Press Release
August 2, 2013

SENATE BILL THAT GRANTS FREE COLLEGE ENTRANCE EXAMS
TO POOR STUDENTS PUSHED

Senator Juan Edgardo "Sonny" Angara has filed a bill that would grant free college entrance examinations to graduating high school students and college entrants applying for admission in all state colleges and universities (SUCs) as well as to those underprivileged students belonging to the top 10 percent of their graduating class who want to be admitted to private colleges and universities.

Senate Bill No. 62 effectively aims "to ensure that poor but deserving high school graduates are given equal chance in applying for college admission by removing the very first hindrance at the entry level, which is the high cost of entrance examinations."

For the more than 110 SUCs throughout the country alone, the proposed measure, if passed into law, will stand to benefit more than 1.5 million students aspiring to be admitted as freshmen.

"The big challenge for the government is really how to narrow the gap between the rich and the underprivileged," said the lawmaker, citing data from the National Statistics and Coordination Board that more than 26.5 percent or 3.8 million Filipino families are living below the poverty line.

Based on statistics from the Commission on Higher Education, out of 100 Grade 1 pupils, only 66 finish Grade 6 and only 58 of them enroll in first year high school. Of the 58, only 43 finish high school.

However, only 23 of the 43 who finished high school enroll in college and only 14 of the 23 eventually graduate from college.

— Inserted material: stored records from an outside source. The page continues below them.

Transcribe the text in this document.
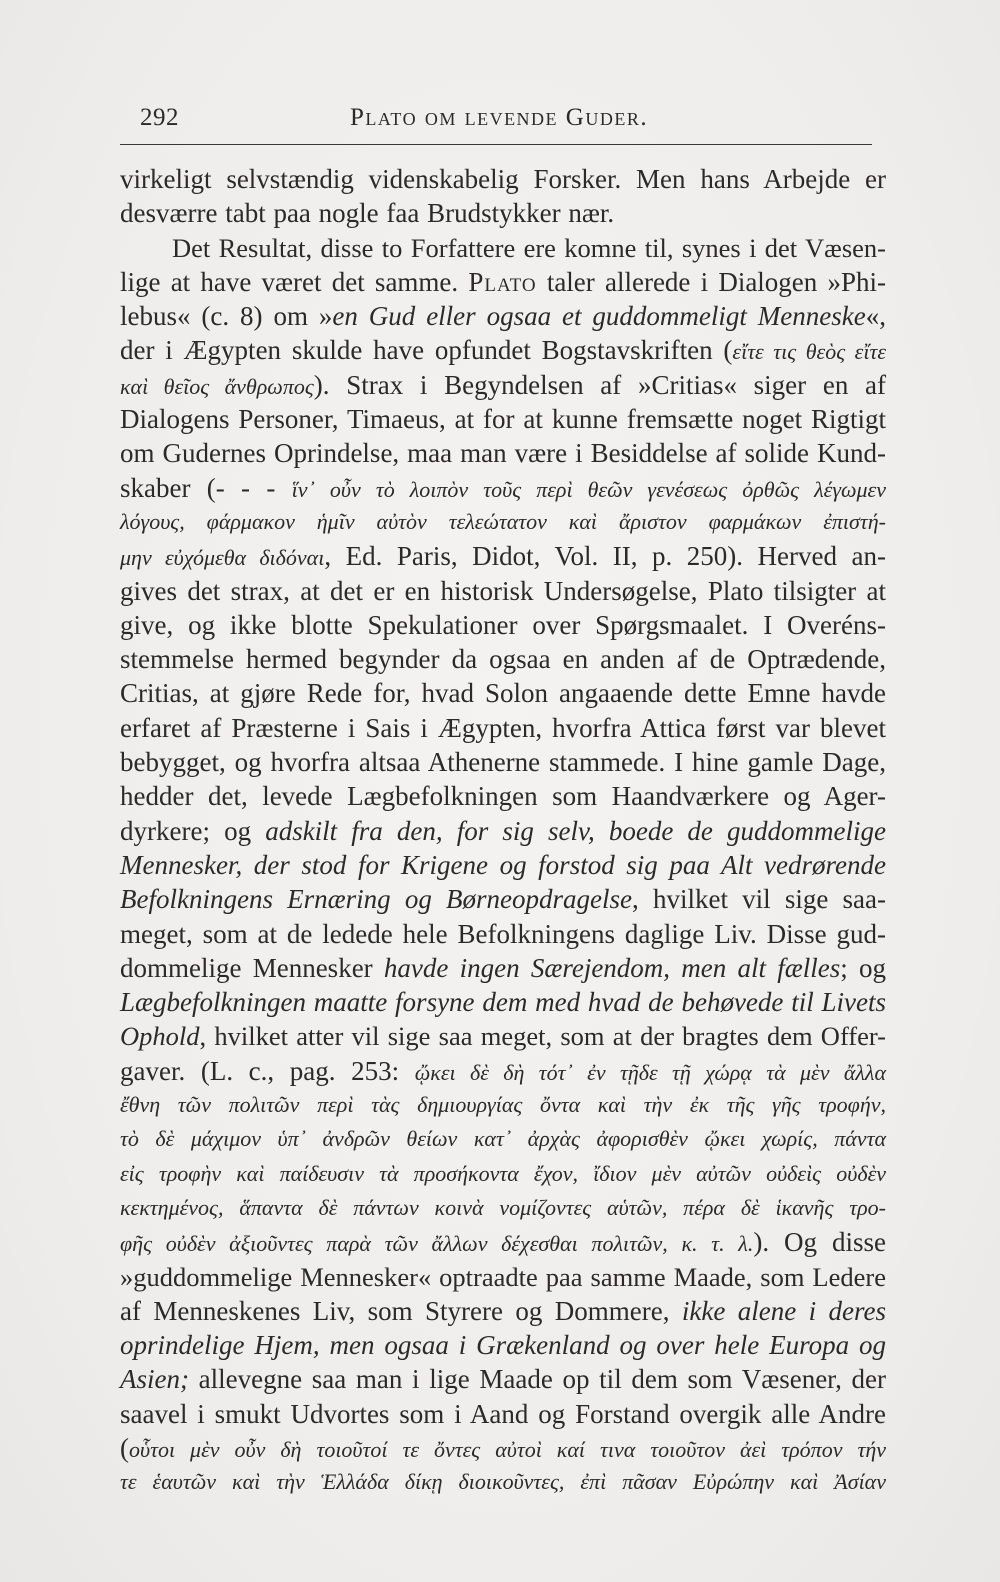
292	Plato om levende Guder.
virkeligt selvstændig videnskabelig Forsker. Men hans Arbejde er
desværre tabt paa nogle faa Brudstykker nær.
Det Resultat, disse to Forfattere ere komne til, synes i det Væsen-
lige at have været det samme. Plato taler allerede i Dialogen »Phi-
lebus« (c. 8) om »en Gud eller ogsaa et guddommeligt Menneske«,
der i Ægypten skulde have opfundet Bogstavskriften (εἴτε τις θεὸς εἴτε
καὶ θεῖος ἄνθρωπος). Strax i Begyndelsen af »Critias« siger en af
Dialogens Personer, Timaeus, at for at kunne fremsætte noget Rigtigt
om Gudernes Oprindelse, maa man være i Besiddelse af solide Kund-
skaber (- - - ἵν᾽ οὖν τὸ λοιπὸν τοῦς περὶ θεῶν γενέσεως ὀρθῶς λέγωμεν
λόγους, φάρμακον ἡμῖν αὐτὸν τελεώτατον καὶ ἄριστον φαρμάκων ἐπιστή-
μην εὐχόμεθα διδόναι, Ed. Paris, Didot, Vol. II, p. 250). Herved an-
gives det strax, at det er en historisk Undersøgelse, Plato tilsigter at
give, og ikke blotte Spekulationer over Spørgsmaalet. I Overéns-
stemmelse hermed begynder da ogsaa en anden af de Optrædende,
Critias, at gjøre Rede for, hvad Solon angaaende dette Emne havde
erfaret af Præsterne i Sais i Ægypten, hvorfra Attica først var blevet
bebygget, og hvorfra altsaa Athenerne stammede. I hine gamle Dage,
hedder det, levede Lægbefolkningen som Haandværkere og Ager-
dyrkere; og adskilt fra den, for sig selv, boede de guddommelige
Mennesker, der stod for Krigene og forstod sig paa Alt vedrørende
Befolkningens Ernæring og Børneopdragelse, hvilket vil sige saa-
meget, som at de ledede hele Befolkningens daglige Liv. Disse gud-
dommelige Mennesker havde ingen Særejendom, men alt fælles; og
Lægbefolkningen maatte forsyne dem med hvad de behøvede til Livets
Ophold, hvilket atter vil sige saa meget, som at der bragtes dem Offer-
gaver. (L. c., pag. 253: ᾤκει δὲ δὴ τότ᾽ ἐν τῇδε τῇ χώρᾳ τὰ μὲν ἄλλα
ἔθνη τῶν πολιτῶν περὶ τὰς δημιουργίας ὄντα καὶ τὴν ἐκ τῆς γῆς τροφήν,
τὸ δὲ μάχιμον ὑπ᾽ ἀνδρῶν θείων κατ᾽ ἀρχὰς ἀφορισθὲν ᾤκει χωρίς, πάντα
εἰς τροφὴν καὶ παίδευσιν τὰ προσήκοντα ἔχον, ἴδιον μὲν αὐτῶν οὐδεὶς οὐδὲν
κεκτημένος, ἅπαντα δὲ πάντων κοινὰ νομίζοντες αὑτῶν, πέρα δὲ ἱκανῆς τρο-
φῆς οὐδὲν ἀξιοῦντες παρὰ τῶν ἄλλων δέχεσθαι πολιτῶν, κ. τ. λ.). Og disse
»guddommelige Mennesker« optraadte paa samme Maade, som Ledere
af Menneskenes Liv, som Styrere og Dommere, ikke alene i deres
oprindelige Hjem, men ogsaa i Grækenland og over hele Europa og
Asien; allevegne saa man i lige Maade op til dem som Væsener, der
saavel i smukt Udvortes som i Aand og Forstand overgik alle Andre
(οὗτοι μὲν οὖν δὴ τοιοῦτοί τε ὄντες αὐτοὶ καί τινα τοιοῦτον ἀεὶ τρόπον τήν
τε ἑαυτῶν καὶ τὴν Ἑλλάδα δίκῃ διοικοῦντες, ἐπὶ πᾶσαν Εὐρώπην καὶ Ἀσίαν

Angara lamented the fact that even enrollment in SUCs shows a decelerating trend, weakening to negative 1.2 percent growth in 2004-2005, despite the cheaper cost of public education.

"How can you expect families with limited financial capacity to send their children to college if they do not even have the means to pay for the entrance examination fees," Angara stressed, while adding:

"If we are to develop as a nation, we must invest in education."